E.D. Kain calls me "reflexively anti-Republican":
I have trouble understanding where Sullivan is coming from with a post like this one, criticizing Scott Brown’s apparently “mindless op-ed” by cherry-picking everything he can find that casts Brown in a poor light. Certainly some of Brown’s points in his op-ed are little more than standard GOP boilerplate. But the thing about boilerplate is that it accurately represents the views of a very large group of people. Cutting taxes is not in and of itself wrong-headed, however unsurprising the idea may be. Certainly it’s not as wrong-headed as raising taxes would be right now before a significant economic recovery, and with unemployment in the double digits.
But the absence of any proposals for spending cuts, which one assumes is a Republican concern, renders this point moot.
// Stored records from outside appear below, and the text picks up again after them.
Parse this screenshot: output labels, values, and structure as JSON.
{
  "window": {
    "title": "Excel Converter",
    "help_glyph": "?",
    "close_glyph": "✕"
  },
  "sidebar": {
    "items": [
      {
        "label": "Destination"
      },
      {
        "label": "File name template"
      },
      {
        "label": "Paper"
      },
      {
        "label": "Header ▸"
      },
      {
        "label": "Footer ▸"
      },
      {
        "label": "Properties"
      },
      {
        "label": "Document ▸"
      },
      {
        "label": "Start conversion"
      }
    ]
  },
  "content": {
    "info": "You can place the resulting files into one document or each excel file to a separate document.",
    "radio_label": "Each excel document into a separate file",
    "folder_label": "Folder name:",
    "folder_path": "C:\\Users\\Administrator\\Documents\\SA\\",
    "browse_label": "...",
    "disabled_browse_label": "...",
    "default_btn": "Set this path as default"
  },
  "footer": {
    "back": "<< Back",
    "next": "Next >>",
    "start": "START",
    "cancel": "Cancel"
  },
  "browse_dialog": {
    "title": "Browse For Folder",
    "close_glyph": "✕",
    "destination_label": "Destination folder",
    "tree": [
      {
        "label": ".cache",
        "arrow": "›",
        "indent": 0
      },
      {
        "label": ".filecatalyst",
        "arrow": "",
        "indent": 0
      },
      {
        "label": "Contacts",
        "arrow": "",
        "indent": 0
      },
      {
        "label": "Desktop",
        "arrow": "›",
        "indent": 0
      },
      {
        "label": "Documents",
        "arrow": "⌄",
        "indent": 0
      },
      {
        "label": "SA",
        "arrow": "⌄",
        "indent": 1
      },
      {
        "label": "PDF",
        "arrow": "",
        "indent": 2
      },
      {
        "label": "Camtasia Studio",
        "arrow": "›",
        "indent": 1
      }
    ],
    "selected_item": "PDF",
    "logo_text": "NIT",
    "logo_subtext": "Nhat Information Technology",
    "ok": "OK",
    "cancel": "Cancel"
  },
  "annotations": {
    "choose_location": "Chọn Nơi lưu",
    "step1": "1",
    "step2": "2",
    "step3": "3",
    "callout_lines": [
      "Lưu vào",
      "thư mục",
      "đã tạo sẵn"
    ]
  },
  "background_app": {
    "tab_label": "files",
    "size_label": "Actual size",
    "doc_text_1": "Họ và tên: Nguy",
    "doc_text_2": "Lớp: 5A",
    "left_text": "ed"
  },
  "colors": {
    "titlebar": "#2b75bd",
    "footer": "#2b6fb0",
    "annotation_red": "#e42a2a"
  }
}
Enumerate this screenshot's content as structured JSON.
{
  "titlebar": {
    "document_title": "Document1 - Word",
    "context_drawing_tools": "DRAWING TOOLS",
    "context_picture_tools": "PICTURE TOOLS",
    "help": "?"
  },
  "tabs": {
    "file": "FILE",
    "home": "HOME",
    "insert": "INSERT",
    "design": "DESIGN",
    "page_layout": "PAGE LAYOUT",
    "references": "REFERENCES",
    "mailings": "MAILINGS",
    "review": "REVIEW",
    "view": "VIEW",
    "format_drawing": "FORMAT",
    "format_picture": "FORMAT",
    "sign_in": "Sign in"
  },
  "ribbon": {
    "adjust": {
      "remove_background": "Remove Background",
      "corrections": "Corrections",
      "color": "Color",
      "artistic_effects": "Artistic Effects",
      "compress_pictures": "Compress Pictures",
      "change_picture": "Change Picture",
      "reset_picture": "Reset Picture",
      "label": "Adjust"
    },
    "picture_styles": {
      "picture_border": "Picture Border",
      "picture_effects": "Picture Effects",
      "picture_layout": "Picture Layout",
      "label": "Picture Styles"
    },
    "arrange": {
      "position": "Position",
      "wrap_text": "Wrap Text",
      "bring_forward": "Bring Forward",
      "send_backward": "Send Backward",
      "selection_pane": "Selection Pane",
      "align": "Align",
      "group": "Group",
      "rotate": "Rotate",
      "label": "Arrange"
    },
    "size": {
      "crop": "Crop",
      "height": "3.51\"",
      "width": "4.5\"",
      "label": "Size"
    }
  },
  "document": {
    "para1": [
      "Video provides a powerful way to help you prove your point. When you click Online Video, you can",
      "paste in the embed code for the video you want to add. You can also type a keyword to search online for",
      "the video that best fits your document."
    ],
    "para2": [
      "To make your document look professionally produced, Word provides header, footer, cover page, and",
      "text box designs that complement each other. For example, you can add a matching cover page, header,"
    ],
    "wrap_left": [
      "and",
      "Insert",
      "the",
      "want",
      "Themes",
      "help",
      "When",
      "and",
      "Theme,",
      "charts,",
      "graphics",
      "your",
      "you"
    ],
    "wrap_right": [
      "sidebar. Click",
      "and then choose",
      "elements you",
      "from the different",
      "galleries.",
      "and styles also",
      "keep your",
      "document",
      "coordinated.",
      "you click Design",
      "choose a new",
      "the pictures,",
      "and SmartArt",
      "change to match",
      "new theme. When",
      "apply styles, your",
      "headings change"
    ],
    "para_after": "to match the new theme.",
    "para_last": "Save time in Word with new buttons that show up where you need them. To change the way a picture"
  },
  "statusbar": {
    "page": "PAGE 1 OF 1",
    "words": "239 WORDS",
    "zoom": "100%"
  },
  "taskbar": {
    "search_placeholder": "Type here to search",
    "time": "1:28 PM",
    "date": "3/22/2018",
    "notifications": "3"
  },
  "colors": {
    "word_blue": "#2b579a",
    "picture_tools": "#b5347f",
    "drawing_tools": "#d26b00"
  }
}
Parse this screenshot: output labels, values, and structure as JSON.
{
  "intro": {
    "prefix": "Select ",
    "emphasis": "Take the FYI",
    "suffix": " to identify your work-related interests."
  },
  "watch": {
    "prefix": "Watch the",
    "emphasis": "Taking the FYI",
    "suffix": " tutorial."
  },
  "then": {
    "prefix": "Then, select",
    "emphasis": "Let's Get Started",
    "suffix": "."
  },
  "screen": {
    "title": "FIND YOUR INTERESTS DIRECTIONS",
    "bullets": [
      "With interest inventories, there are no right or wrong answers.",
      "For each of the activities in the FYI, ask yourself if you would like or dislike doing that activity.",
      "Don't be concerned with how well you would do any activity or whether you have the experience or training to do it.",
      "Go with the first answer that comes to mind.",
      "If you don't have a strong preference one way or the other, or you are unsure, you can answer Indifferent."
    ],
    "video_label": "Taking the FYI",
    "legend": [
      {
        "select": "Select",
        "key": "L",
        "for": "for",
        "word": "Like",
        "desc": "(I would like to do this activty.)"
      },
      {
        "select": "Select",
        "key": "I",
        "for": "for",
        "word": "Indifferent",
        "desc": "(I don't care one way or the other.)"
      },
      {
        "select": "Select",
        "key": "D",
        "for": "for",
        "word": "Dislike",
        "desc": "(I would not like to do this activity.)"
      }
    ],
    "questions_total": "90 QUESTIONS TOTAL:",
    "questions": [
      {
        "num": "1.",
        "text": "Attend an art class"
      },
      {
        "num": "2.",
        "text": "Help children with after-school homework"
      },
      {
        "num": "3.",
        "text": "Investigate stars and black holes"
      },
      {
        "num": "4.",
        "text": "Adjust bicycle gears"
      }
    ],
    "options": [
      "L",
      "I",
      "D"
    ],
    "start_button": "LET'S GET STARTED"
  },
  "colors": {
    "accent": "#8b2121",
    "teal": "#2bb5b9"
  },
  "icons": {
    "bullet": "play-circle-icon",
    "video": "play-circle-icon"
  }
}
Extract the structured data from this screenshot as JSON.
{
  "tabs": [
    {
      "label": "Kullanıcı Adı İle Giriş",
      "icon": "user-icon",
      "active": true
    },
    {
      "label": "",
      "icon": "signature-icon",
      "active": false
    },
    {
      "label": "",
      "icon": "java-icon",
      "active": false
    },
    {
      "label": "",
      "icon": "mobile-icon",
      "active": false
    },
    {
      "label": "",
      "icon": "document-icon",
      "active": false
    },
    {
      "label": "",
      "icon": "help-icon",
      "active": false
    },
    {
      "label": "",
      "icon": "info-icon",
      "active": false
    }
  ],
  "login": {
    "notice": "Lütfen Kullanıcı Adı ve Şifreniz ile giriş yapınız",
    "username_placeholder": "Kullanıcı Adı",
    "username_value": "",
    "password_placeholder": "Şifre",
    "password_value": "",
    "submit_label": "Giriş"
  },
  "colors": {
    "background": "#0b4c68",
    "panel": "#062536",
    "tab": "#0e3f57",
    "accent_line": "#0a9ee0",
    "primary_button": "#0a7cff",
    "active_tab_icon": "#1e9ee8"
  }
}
The minute a Republican actually proposes a set of policies that would return us to fiscal balance through spending cuts alone, I'll listen. But none of them is honest enough to offer such a thing. To quote an anecdote from Peggy Noonan's column a week ago:
I spoke a few weeks ago with a respected Republican congressman who told me with some excitement of a bill he's put forward to address the growth of entitlements and long-term government spending. We only have three or four years to get it right, he said. He made a strong case. I asked if his party was doing anything to get behind the bill, and he got the blanched look people get when they're trying to keep their faces from betraying anything. Not really, he said. Then he shrugged. "They're waiting for the Democrats to destroy themselves."
I'm not reflexively anti-Republican. I have learned through bitter experience to oppose this kind of Bush Republican.